Irrational/rational

Apropos of Dr. Cumming, I made a quip at Butterflies and Wheels about my "irrational" interest in Victorian anti-Catholicism.  Well, irrational in the sense that any prolonged immersion in nineteenth-century anti-Catholic rhetoric is liable to leave one feeling as though one has spent several hours being hit over the head with a remarkably heavy Victorian family Bible.  It's not as though either Cumming or R. P. Blakeney (who, thank goodness, tends toward the concise) have much to recommend them in terms of aesthetic achievement.  Nor, for that matter, do their counterparts on the fictional side, with the occasional exceptions--Charlotte Bronte and Charles Dickens, for example.  This is not the sort of material you study if you're trying to maximize the pleasure principle.

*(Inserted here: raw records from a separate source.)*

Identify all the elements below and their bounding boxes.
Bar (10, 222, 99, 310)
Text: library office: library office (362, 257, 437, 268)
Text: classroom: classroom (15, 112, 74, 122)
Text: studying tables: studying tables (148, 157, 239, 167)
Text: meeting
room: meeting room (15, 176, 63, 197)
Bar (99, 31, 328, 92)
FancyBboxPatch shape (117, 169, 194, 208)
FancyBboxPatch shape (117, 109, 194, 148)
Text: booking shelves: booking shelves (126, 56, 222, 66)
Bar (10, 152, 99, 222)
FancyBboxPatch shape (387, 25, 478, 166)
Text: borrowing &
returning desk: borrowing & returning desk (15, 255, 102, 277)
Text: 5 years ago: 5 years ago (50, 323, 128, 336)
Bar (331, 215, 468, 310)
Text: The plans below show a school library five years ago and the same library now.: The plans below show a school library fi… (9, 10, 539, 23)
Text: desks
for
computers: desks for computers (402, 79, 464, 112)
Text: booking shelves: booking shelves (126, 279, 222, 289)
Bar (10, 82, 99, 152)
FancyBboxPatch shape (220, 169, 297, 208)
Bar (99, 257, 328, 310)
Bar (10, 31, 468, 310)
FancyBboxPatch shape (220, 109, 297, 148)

Why study it, then? I first got interested in the subject as I was finishing up my dissertation, when I realized that the Victorians spent an awful lot of time accusing Roman Catholicism of being anti-marriage and anti-family.  Given what I was writing about (narratives of women's history), this seemed like something I'd have to address further down the road.  Once I started doing serious research in nineteenth-century religious writing, both fictional and non- , I became further intrigued by the historical battlefields on which writers tended to conduct their religious warfare--and, thus, my interest in religion promptly dovetailed with my interest in the historical novel.   Catholics are everywhere in Victorian religious fiction, even when they aren't actually "there" as characters; while we're now mostly sensitive to representations of Jewish otherness, Catholic otherness was considerably more threatening.  While Protestants often argued that Judaism and Catholicism were, to all intents and purposes, the "same" religion, with sometimes comical results, at least Jews weren't out to convert anyone--and, of course, there was no handy Jewish equivalent to Queen Mary I.  Some Jews, like Grace Aguilar, sought to distance themselves from Roman Catholicism by rhetorically affiliating themselves with evangelical Protestantism; some Roman Catholics, as Andrea Ebel Brozyna has shown, promptly turned anti-Catholic rhetoric back against the Protestants.    But all of them interpreted their ongoing battles in terms of ecclesiastical, political, cultural, and (of course) providential history.

One of the great difficulties in working with controversial rhetoric is that it's so difficult to localize it.  While the Victorians certainly produced boatloads of their own propaganda materials, they also borrowed much of their anti-Catholicism from sixteenth- and seventeenth-century sources (something I call "vulgar Foxeism" in a forthcoming article...).  Twentieth- and twenty-first century anti-Catholicism, meanwhile, cheerfully recycles many of the Victorian texts, including the escaped nun narratives and a number of the significant polemicists (e.g., Charles Chiniquy).  Try googling around for Edith O'Gorman, Rebecca Reed, Maria Monk, Barbara Ubryk, or Josephine Bunkley, and see where you wind up.  In many instances, the rhetoric doesn't change, but the circumstances that elicit it do.  For example, I've jokingly subdivided the trials and travails of Victorian anti-Catholic campaigning like this:

1) The Catholics are coming! (late 1820s to 1829)

2) The Catholics have arrived! (post-1829 to the 1840s)

3) The Catholics are trying to take over! (1850s to mid-1870s or so)

4) Why am I the only person worrying about the Catholics? (1870s to the end of the century)

My increasingly old friend, Emily Sarah Holt, falls into category four; writing in the wake of Catholic legislative advances and growing evangelical weariness, she represents herself as the staunch representative of a persecuted Protestant orthodoxy.  She's a reactionary, in other words, but she also sees herself giving voice to what could be called "cultural" anti-Catholicism, which persisted long after political anti-Catholicism had turned out to be a dud.  And, significantly, the venue for her anti-Catholicism is her history of Great Britain, which extends over about forty novels--her point being that Britain had never been "Catholic," even when it was Catholic.